I would see one more ruin during my time in Cusco. The ruin was the ruin of Pisaq, which was the fourth citadel to guard Cusco. The ruins near Cusco are fortresses to Cusco. Sacsayhuaman to the west and closest, Ollyantambo to the north, and Pisaq to the east. . Pisaq has some wild hiking, like dangerous hiking, with no rails at times. As it was too intense to take the hike up , I took a cab and hiked down; which still took forever. As such, I would Peru is arguably a healthy vacation because you have to be in shape and adjust to the altitude for all the hiking Worth it though, as it's the most intact ruin site outside of Machu Picchu. There were also some cool markets going around the town square too. Note the buses to get to Ollantaytambo and Pisaq are at obscure places which you'll have to research or ask the travel agency to find out.
Lastly, I must say that this would be the trip where I would really start to meet and connect with people out of the country. I met two cool British girls and three nice American travelers in Italy, but I forgot I had facebook and didn't keep the connection.
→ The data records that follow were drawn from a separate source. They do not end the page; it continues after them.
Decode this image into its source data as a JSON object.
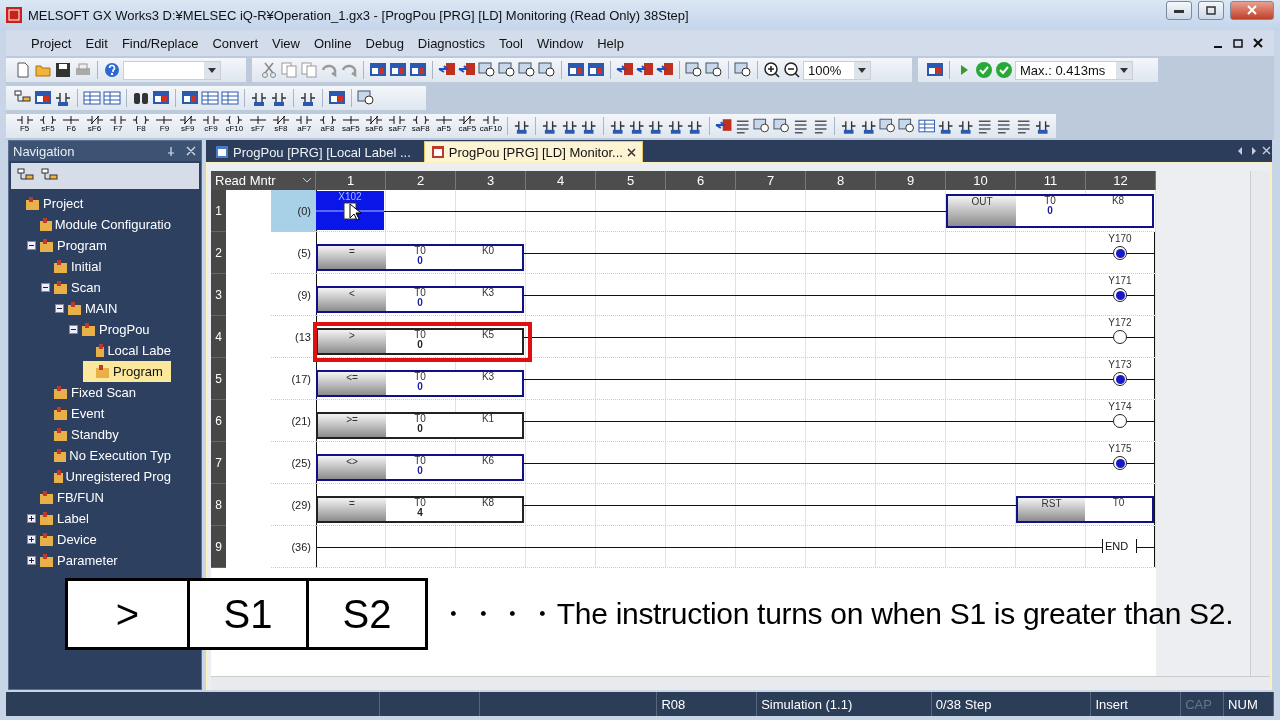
{
  "window": {
    "title": "MELSOFT GX Works3 D:¥MELSEC iQ-R¥Operation_1.gx3 - [ProgPou [PRG] [LD] Monitoring (Read Only) 38Step]"
  },
  "menu": [
    "Project",
    "Edit",
    "Find/Replace",
    "Convert",
    "View",
    "Online",
    "Debug",
    "Diagnostics",
    "Tool",
    "Window",
    "Help"
  ],
  "toolbar": {
    "zoom": "100%",
    "scan_time": "Max.: 0.413ms"
  },
  "function_keys": [
    "F5",
    "sF5",
    "F6",
    "sF6",
    "F7",
    "F8",
    "F9",
    "sF9",
    "cF9",
    "cF10",
    "sF7",
    "sF8",
    "aF7",
    "aF8",
    "saF5",
    "saF6",
    "saF7",
    "saF8",
    "aF5",
    "caF5",
    "caF10"
  ],
  "navigation": {
    "title": "Navigation",
    "tree": [
      {
        "label": "Project",
        "selected": false,
        "children": [
          {
            "label": "Module Configuratio",
            "selected": false
          },
          {
            "label": "Program",
            "selected": false,
            "expanded": true,
            "children": [
              {
                "label": "Initial",
                "selected": false
              },
              {
                "label": "Scan",
                "selected": false,
                "expanded": true,
                "children": [
                  {
                    "label": "MAIN",
                    "selected": false,
                    "expanded": true,
                    "children": [
                      {
                        "label": "ProgPou",
                        "selected": false,
                        "expanded": true,
                        "children": [
                          {
                            "label": "Local Labe",
                            "selected": false
                          },
                          {
                            "label": "Program",
                            "selected": true
                          }
                        ]
                      }
                    ]
                  }
                ]
              },
              {
                "label": "Fixed Scan",
                "selected": false
              },
              {
                "label": "Event",
                "selected": false
              },
              {
                "label": "Standby",
                "selected": false
              },
              {
                "label": "No Execution Typ",
                "selected": false
              },
              {
                "label": "Unregistered Prog",
                "selected": false
              }
            ]
          },
          {
            "label": "FB/FUN",
            "selected": false
          },
          {
            "label": "Label",
            "selected": false,
            "expanded": false
          },
          {
            "label": "Device",
            "selected": false,
            "expanded": false
          },
          {
            "label": "Parameter",
            "selected": false,
            "expanded": false
          }
        ]
      }
    ]
  },
  "tabs": [
    {
      "label": "ProgPou [PRG] [Local Label ...",
      "selected": false
    },
    {
      "label": "ProgPou [PRG] [LD] Monitor...",
      "selected": true
    }
  ],
  "ladder": {
    "mode": "Read Mntr",
    "columns": [
      "1",
      "2",
      "3",
      "4",
      "5",
      "6",
      "7",
      "8",
      "9",
      "10",
      "11",
      "12"
    ],
    "rungs": [
      {
        "kind": "contact_out",
        "row": "1",
        "step": "(0)",
        "selected": true,
        "device": "X102",
        "on": true,
        "instruction": "OUT",
        "operand": "T0",
        "value": "0",
        "setting": "K8",
        "active": true
      },
      {
        "kind": "compare_coil",
        "row": "2",
        "step": "(5)",
        "selected": false,
        "op": "=",
        "s1": "T0",
        "value": "0",
        "s2": "K0",
        "active": true,
        "coil": "Y170",
        "on": true
      },
      {
        "kind": "compare_coil",
        "row": "3",
        "step": "(9)",
        "selected": false,
        "op": "<",
        "s1": "T0",
        "value": "0",
        "s2": "K3",
        "active": true,
        "coil": "Y171",
        "on": true
      },
      {
        "kind": "compare_coil",
        "row": "4",
        "step": "(13",
        "selected": false,
        "op": ">",
        "s1": "T0",
        "value": "0",
        "s2": "K5",
        "active": false,
        "coil": "Y172",
        "on": false,
        "highlighted": true
      },
      {
        "kind": "compare_coil",
        "row": "5",
        "step": "(17)",
        "selected": false,
        "op": "<=",
        "s1": "T0",
        "value": "0",
        "s2": "K3",
        "active": true,
        "coil": "Y173",
        "on": true
      },
      {
        "kind": "compare_coil",
        "row": "6",
        "step": "(21)",
        "selected": false,
        "op": ">=",
        "s1": "T0",
        "value": "0",
        "s2": "K1",
        "active": false,
        "coil": "Y174",
        "on": false
      },
      {
        "kind": "compare_coil",
        "row": "7",
        "step": "(25)",
        "selected": false,
        "op": "<>",
        "s1": "T0",
        "value": "0",
        "s2": "K6",
        "active": true,
        "coil": "Y175",
        "on": true
      },
      {
        "kind": "compare_reset",
        "row": "8",
        "step": "(29)",
        "selected": false,
        "op": "=",
        "s1": "T0",
        "value": "4",
        "s2": "K8",
        "active": false,
        "instruction": "RST",
        "operand": "T0",
        "reset_active": true
      },
      {
        "kind": "end",
        "row": "9",
        "step": "(36)",
        "selected": false,
        "label": "END"
      }
    ]
  },
  "caption": {
    "cells": [
      ">",
      "S1",
      "S2"
    ],
    "text": "・・・・The instruction turns on when S1 is greater than S2."
  },
  "status_bar": [
    {
      "text": "R08",
      "disabled": false
    },
    {
      "text": "Simulation (1.1)",
      "disabled": false
    },
    {
      "text": "0/38 Step",
      "disabled": false
    },
    {
      "text": "Insert",
      "disabled": false
    },
    {
      "text": "CAP",
      "disabled": true
    },
    {
      "text": "NUM",
      "disabled": false
    }
  ]
}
But here, I met the aforementioned Rodrigo and Audriana, some Texas women, Amanda, the Seattle girl with photos albums of feet and numbers around the world, and the British couple that was fascinated with the South. Side note, this would also begin my love for track jackets from other countries. I can highly recommend Peru for it is one of the greatest countries around. I may have my ties and debates, but Peru is a very different special than Japan or Italy are. It's an appreciation that everyone should see.